Dann: Musik, live gesungen von zwei „Young Singers“. Sie gehören zu jenen, die, so Hampson, „die Flamme weitertragen“ – und deren Berufsaussichten so düster sind wie nie. Marie Seidler etwa kann man nur das Beste wünschen.

Tolle Talente treten hier auf

Kraft, Wärme, Optimismus strahlt ihr Mezzo aus, mit dem die Bonnerin unter anderem „Der blinde Knabe“ (D 833), „An mein Herz“ (D 860) oder zwei Faust-Vertonungen singt, geschmeidig meistert sie im Passagio die Höhenwechsel.

Wolfram Rieger begleitet sie am Klavier und kitzelt die spezielle Schubertsche Dramatik dieser Stücke mit klarem und brillantem Anschlag noch zusätzlich heraus.

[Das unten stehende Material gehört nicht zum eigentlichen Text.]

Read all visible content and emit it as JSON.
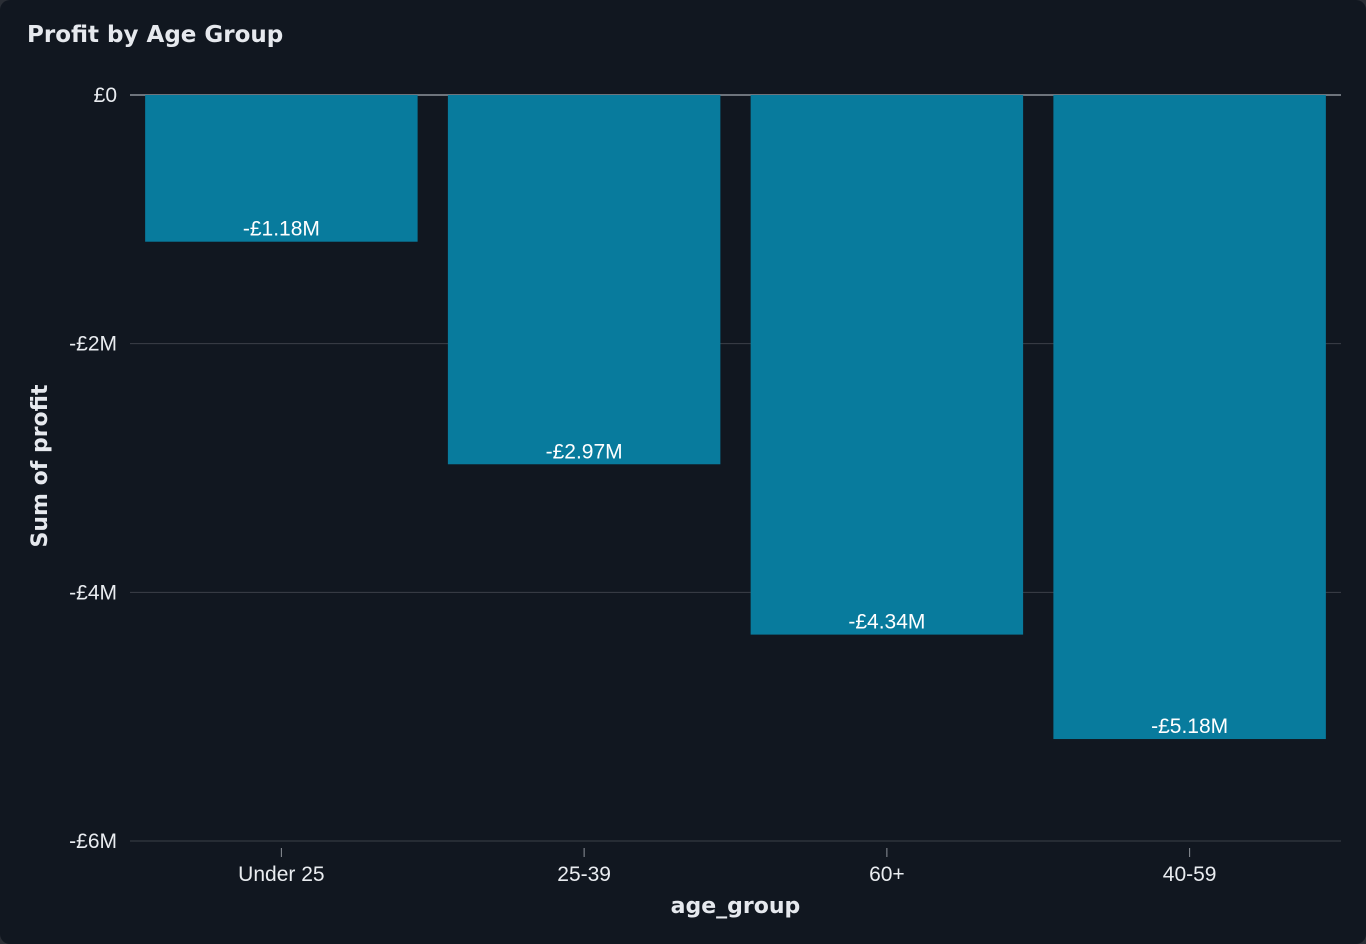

Frederic Jost wiederum hat Lieder herausgesucht, die Schubert original für Bass geschrieben hat – teils auf Italienisch, teils als Mythenvertonung wie „Prometheus“ (D 674).

Gestaltwandler ist auch Jost selbst, mit lebhafter, verschmitzter Mimik und hüpfenden Augenbrauen schwingt er sich auf in ätherische, jünglingshafte Höhen, steigt gleich danach herab in ehrfurchtgebietende, opernwuchtige Bass-Tiefen. Tolle Talente, die unverdient ohne Applaus den Saal verlassen müssen. Harte Zeiten.